Overall 12.5% lift in civil and thoughtful comments being published.
The results at the user behavior level are fascinating. Though we need to continue analyzing to see if the behavior changes are long-term, the substantial immediate impact proves the effectiveness of moderation and quality tools. We measured success with the following key metrics:
Approval rate: Measures the health of the user by the number of comments that were approved, divided by the number of total comments submitted. The results showed that the approval rate for users from Group A (the test group that received the feedback) were 2%-4% higher compared to users from Group B during the experiment.
Retention rate: Measures the likelihood of users returning over time. Group A user’s retention rate was on average 3.25% higher with a cumulative increase of 26% compared to Group B’s during the experiment.
Engagement rate: Measures the activity rate of the users by dividing the number of active users over the total users. It is crucial to ensure that there is no long-term negative impact on the users who received the feature. The results showed that Group A’s engagement rate was slightly higher at 0.6% compared to Group B.
H3: User behavior changes collectively influence overall community health.
Community approval rate increased by 2.5%-4.5%
Community safety rate increased by 5%-6%
The increased engagement and retention rate at the individual level invariably leads to more active users and thriving communities on publishers’ sites. We reviewed the same key metrics at the community level, to assess how individual actions contributed to aggregated health and engagement levels of the overall community. It is important that we ensure overall community engagement is not negatively impacted by this new feature. We did not notice a lift in the engagement rate, but we saw a significant increase in the overall quality of conversations.
*Approval rate is the percentage of approved comments out of total comments. Safety is the percentage of good comments exposed out of the total comments exposed.

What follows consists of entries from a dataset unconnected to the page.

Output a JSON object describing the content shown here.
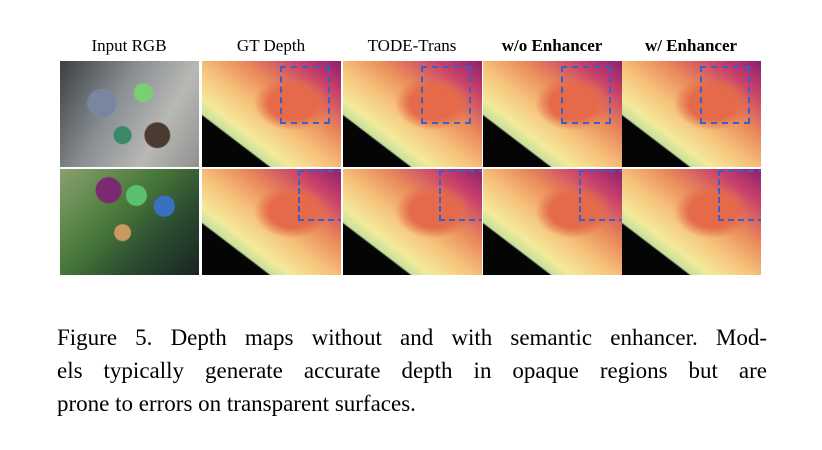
{
  "figure": {
    "headers": [
      "Input RGB",
      "GT Depth",
      "TODE-Trans",
      "w/o Enhancer",
      "w/ Enhancer"
    ],
    "caption_lines": [
      "Figure 5. Depth maps without and with semantic enhancer. Mod-",
      "els typically generate accurate depth in opaque regions but are",
      "prone to errors on transparent surfaces."
    ]
  }
}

The overall positive outcome of this experiment reinforces our belief that quality spaces and civility ques drive a better, healthier conversation experience. A gentle nudge can steer the conversation in the right direction and provide an opportunity for users with good intentions to participate. The feature provides more transparency and education throughout the user engagement journey boosting loyalty and overall community health.
But when it comes to moderation technologies there is no one size fits all. There will always be a certain percentage of users who will try to break the rules and circumvent the system. We believe this data analysis has also helped us understand and detect online trolls faster and better. If a user is repeatedly ignoring nudges and trying to trick the system, it warrants stronger tools such as auto suspension. OpenWeb allows publishers to suspend a user from participating in the conversation if they attempt to post a rejected comment multiple times.
At OpenWeb we are continually improving our moderation decision-making and tools. We want to reduce false negatives, train our algorithms to detect online incivility better and reward users who change positively. Let’s break the cycle of negativity and hostility online, which does not necessarily mean censorship. We want open forums where everyone’s voice matters, where people assume the best intentions and everyone has a place to participate on the open web.